Seventy-five percent of bus riders on this corridor do not own cars and use the bus system at least five times per week. Additionally, all three alternative routes under consideration for Metro’s future Northern Extension of the Crenshaw/LAX light rail line also include a stop at Santa Monica Boulevard and N. La Brea Avenue, so bus lanes may also one day extend the reach of future rail service.
For more details about the La Brea Bus lane project, please visit Metro’s project website at www.metro.net/labrea or review Metro’s project fact sheet. For reporters and members of the media seeking additional information, please contact Metro’s Community Relations Manager, Julia Brown, at (213) 922-1340 or brownju@metro.net.

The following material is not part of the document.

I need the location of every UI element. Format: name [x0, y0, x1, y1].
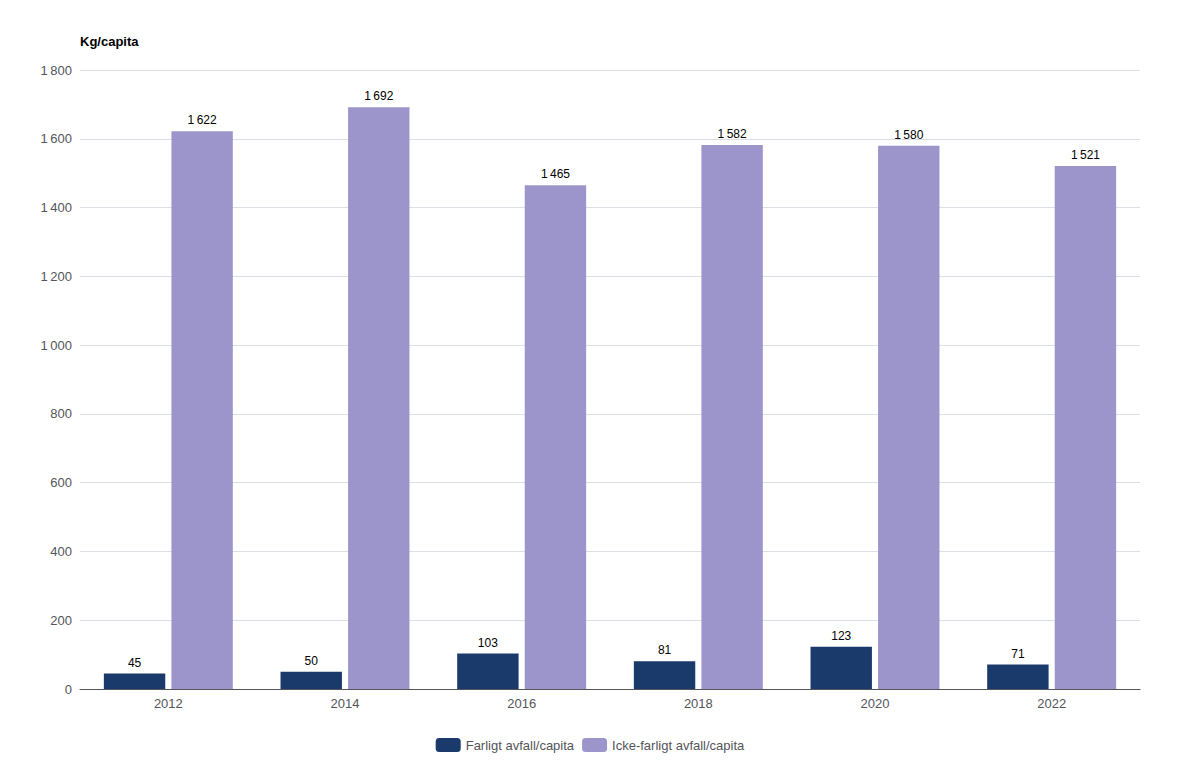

This is great! Too bad it was already delayed by six months, but better late than never. Let’s hope that they increase the frequency of the 212 bus too.
Maybe we can get a bus lane on Santa Monica some day soon too.
Great, first the hired help get $17+ for fixing a burger and cleaning a room, now they get their own traffic lane. Wait a minute, the leeches got rent control first.
This is terrible. It will jusify building more projects near the east side without sufficient parking. I am a Senior and I drive. Lets contact our Supervisor. Maybe she can do something about our issues.
Maybe you should realize this is for the good of everyone, not you specifically. Take alternate routes and deal with it during construction.
Cities are made for people, not cars.
But more housing with less parking means that more people will walk and take the bus and less people will drive. Seems like that is a good thing and will actually reduce traffic for people who do drive.
Good to see this time around a Weho City cartoon that doesn’t include off leash dogs, people walking in the middle of the street and scooters riding against traffic.